2. Kim Jong Un is echoing the advice of his handlers.
3. You can’t expect a 29-year old living in a bubble to behave sensibly.
It may be that challenging the U.S. helps to ensure and solidify even further Kim Jong Un’s support and control over the population. Even though it is an authoritarian society, he still needs some level of support. He may be challenging the United States to show a very isolated and misinformed population (through state controlled media of course) that he is a great leader willing to stand up to the most powerful nation on earth, adding to his charismatic hold over them. There may also be trickle down effects such as using his challenge to the U.S. as a means of explaining away sufferings of the population such as shortages of foot and other goods and blaming these on UN sanctions, the source of which is the evil U.S. pulling the strings of its puppets (allies) in the U.N.

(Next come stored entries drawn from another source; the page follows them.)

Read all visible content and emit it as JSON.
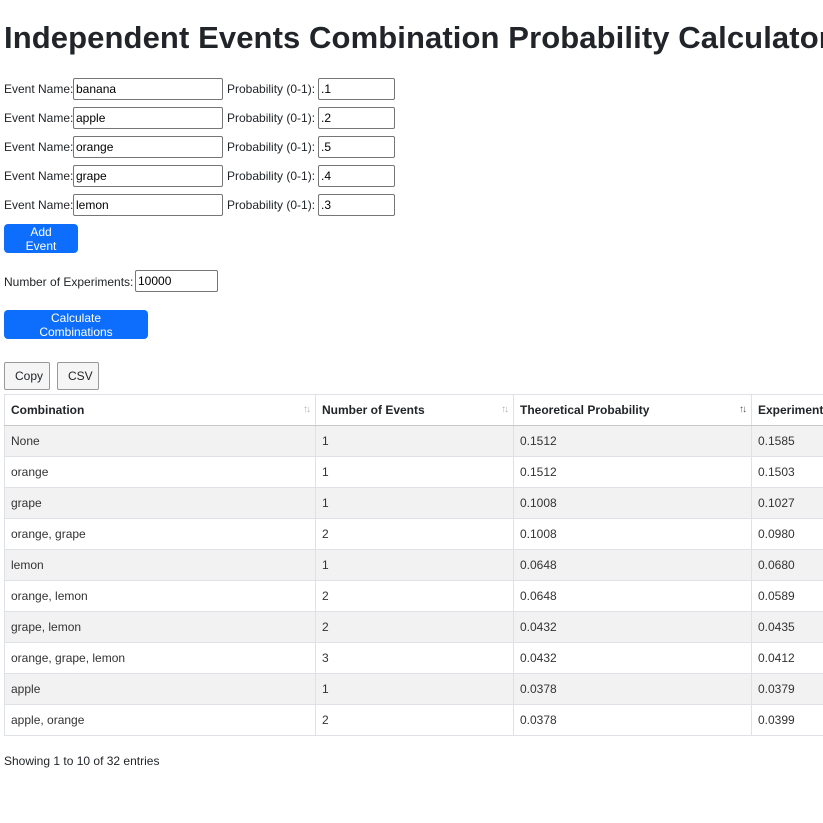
{
  "page": {
    "title": "Independent Events Combination Probability Calculator"
  },
  "events": [
    {
      "name_label": "Event Name:",
      "name": "banana",
      "prob_label": "Probability (0-1):",
      "prob": ".1"
    },
    {
      "name_label": "Event Name:",
      "name": "apple",
      "prob_label": "Probability (0-1):",
      "prob": ".2"
    },
    {
      "name_label": "Event Name:",
      "name": "orange",
      "prob_label": "Probability (0-1):",
      "prob": ".5"
    },
    {
      "name_label": "Event Name:",
      "name": "grape",
      "prob_label": "Probability (0-1):",
      "prob": ".4"
    },
    {
      "name_label": "Event Name:",
      "name": "lemon",
      "prob_label": "Probability (0-1):",
      "prob": ".3"
    }
  ],
  "add_event_label": "Add Event",
  "experiments": {
    "label": "Number of Experiments:",
    "value": "10000"
  },
  "calculate_label": "Calculate Combinations",
  "table_buttons": {
    "copy": "Copy",
    "csv": "CSV"
  },
  "table": {
    "headers": [
      "Combination",
      "Number of Events",
      "Theoretical Probability",
      "Experimental Probability"
    ],
    "sort_icons": {
      "unsorted": "↑↓",
      "descending": "↑↓"
    },
    "rows": [
      [
        "None",
        "1",
        "0.1512",
        "0.1585"
      ],
      [
        "orange",
        "1",
        "0.1512",
        "0.1503"
      ],
      [
        "grape",
        "1",
        "0.1008",
        "0.1027"
      ],
      [
        "orange, grape",
        "2",
        "0.1008",
        "0.0980"
      ],
      [
        "lemon",
        "1",
        "0.0648",
        "0.0680"
      ],
      [
        "orange, lemon",
        "2",
        "0.0648",
        "0.0589"
      ],
      [
        "grape, lemon",
        "2",
        "0.0432",
        "0.0435"
      ],
      [
        "orange, grape, lemon",
        "3",
        "0.0432",
        "0.0412"
      ],
      [
        "apple",
        "1",
        "0.0378",
        "0.0379"
      ],
      [
        "apple, orange",
        "2",
        "0.0378",
        "0.0399"
      ]
    ]
  },
  "info_text": "Showing 1 to 10 of 32 entries",
  "colors": {
    "primary": "#0d6efd",
    "stripe": "#f2f2f2",
    "border": "#dee2e6"
  }
}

The DPRK’s legitimacy is based on making their citizens feel they are constantly on the brink of war. For example, every time the US and South Korea hold a combined military exercise, the DPRK makes headlines with threats like turning Seoul into a sea of fire. I still can’t understand how such a routine comment makes the NYT, but it does. I have a paper where I try to find a systematic relationship between the military exercises and escalations in hostilities, but empirically the relationship isn’t there. I believe it is because the threats are so normal that event data doesn’t register any meaningful change when such threats occur.

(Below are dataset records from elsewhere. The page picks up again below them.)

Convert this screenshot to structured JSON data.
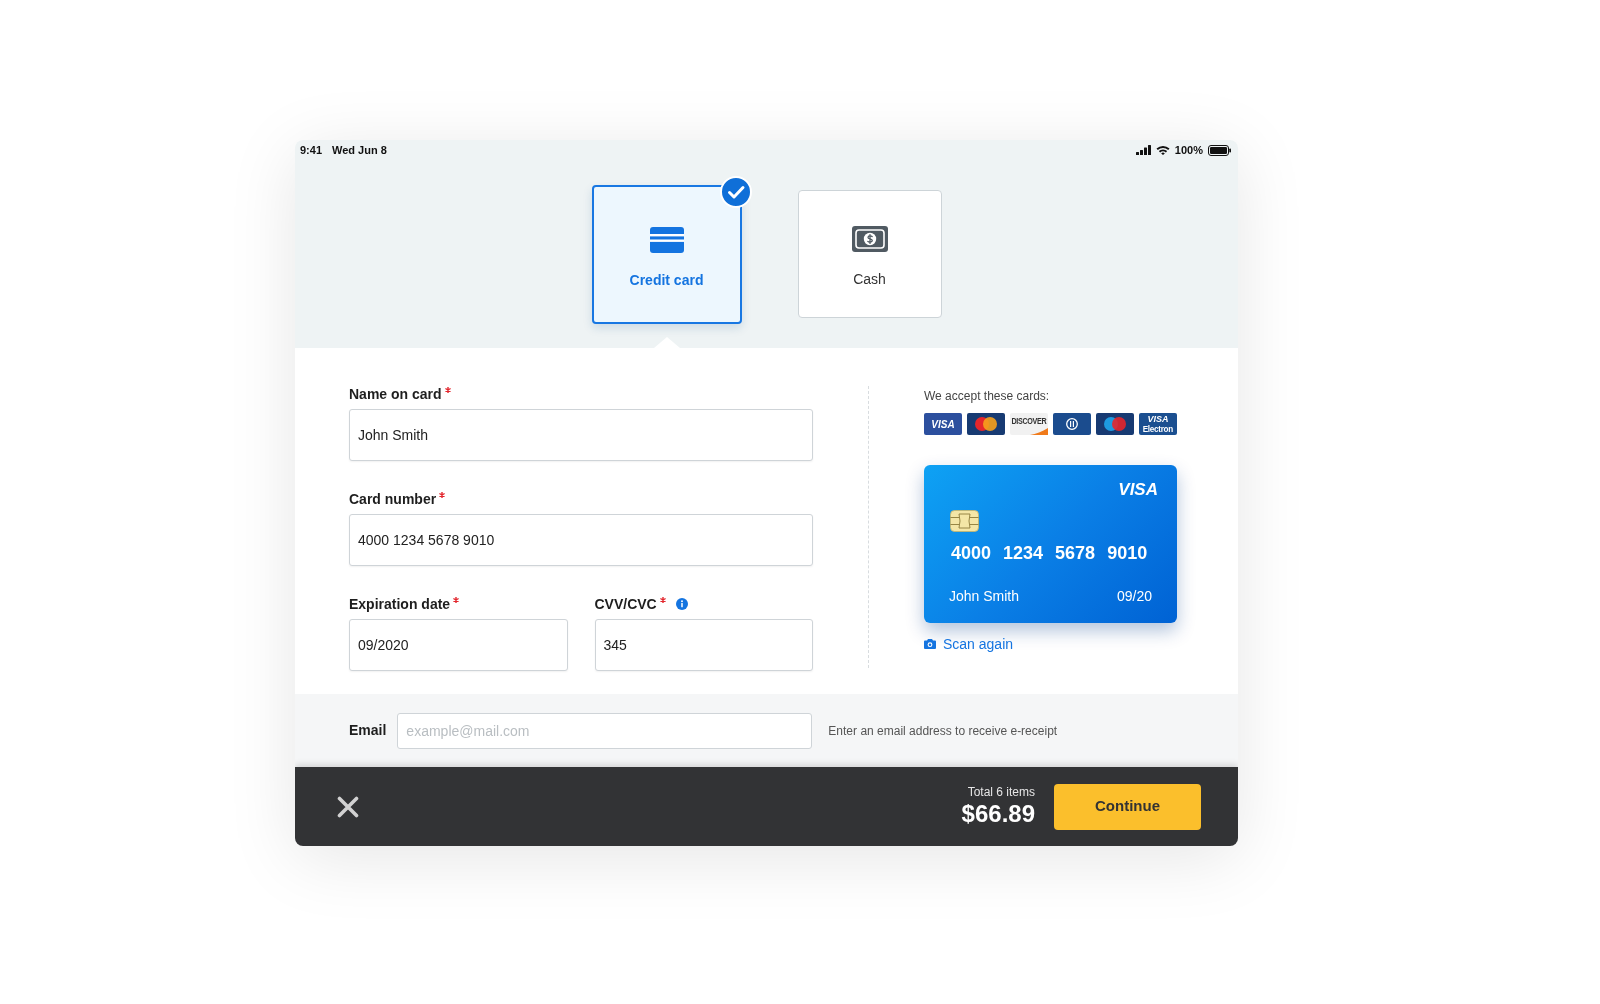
{
  "status_bar": {
    "time": "9:41",
    "date": "Wed Jun 8",
    "battery": "100%"
  },
  "payment_methods": [
    {
      "kind": "card",
      "label": "Credit card",
      "selected": true
    },
    {
      "kind": "cash",
      "label": "Cash",
      "selected": false
    }
  ],
  "card_form": {
    "fields": [
      {
        "label": "Name on card",
        "required": true,
        "info": false,
        "value": "John Smith"
      },
      {
        "label": "Card number",
        "required": true,
        "info": false,
        "value": "4000 1234 5678 9010"
      }
    ],
    "row_fields": [
      {
        "label": "Expiration date",
        "required": true,
        "info": false,
        "value": "09/2020"
      },
      {
        "label": "CVV/CVC",
        "required": true,
        "info": true,
        "value": "345"
      }
    ]
  },
  "accepted_cards": {
    "title": "We accept these cards:",
    "brands": [
      {
        "kind": "visa",
        "label": "VISA"
      },
      {
        "kind": "mastercard"
      },
      {
        "kind": "discover",
        "label": "DISCOVER"
      },
      {
        "kind": "diners"
      },
      {
        "kind": "maestro"
      },
      {
        "kind": "visa_electron",
        "label": "VISA",
        "sublabel": "Electron"
      }
    ]
  },
  "card_preview": {
    "brand": "VISA",
    "number": "4000 1234 5678 9010",
    "name": "John Smith",
    "expiry": "09/20"
  },
  "scan_link": {
    "label": "Scan again"
  },
  "email": {
    "label": "Email",
    "placeholder": "example@mail.com",
    "hint": "Enter an email address to receive e-receipt"
  },
  "footer": {
    "total_label": "Total 6 items",
    "total": "$66.89",
    "button": "Continue"
  }
}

The problem with North Korea’s policy of using threats and provocations to extort international aid is that it requires periodic escalation — eventually the world’s attention turns elsewhere, and North Korea has to up the ante. I think this latest threat is just a continuation of this dynamic. It’s serious enough to draw international attention that’s induced sanctions in the short-run but maybe will lead to more aid down the road, but is nebulous enough to avoid any really threatening consequences.
Previous comments to this puzzle recognize that authoritarian leaders like Kim Jong Un need to both justify internal repression and appease powerful domestic constituents like the armed forces, especially when they are the dominant institution in the state. I posit that the timing of the recent threats can be partially explained by Dennis Rodman’s comments about his recent visit to North Korea on George Stephanopolis’ Sunday morning news program. Rodman made several claims and observations about Kim, including that he was just a kid, was appreciably different from his father and grandfather, and who only wanted peace. According to Rodman, Kim even felt that a call from President Obama would do much to normalize US-North Korean relations. It may seem that blaming Rodman for Kim’s threats is preposterous, but we should remember that Kim is a new leader who probably feels insecure about his age and relative inexperience. As such, Kim may deem it necessary to publicly saber-rattle to placate nervous military leaders and/or potential rivals. Such statements and the consequent media ridicule about the episode might help us better understand the hyper-aggressive response we observed last week.
Do you think these unspecific nuclear threats are tangible enough to be a credible demonstration of resolve to internal audiences? I certainly buy the idea that Kim Jong Un’s youth and insecurity make his position unstable, but after the precedent of the 2010 Cheonan sinking and other provocations nuclear talk is a comparatively cheap threat. I’m not sure these threats are practical enough to really placate Kim’s internal rivals.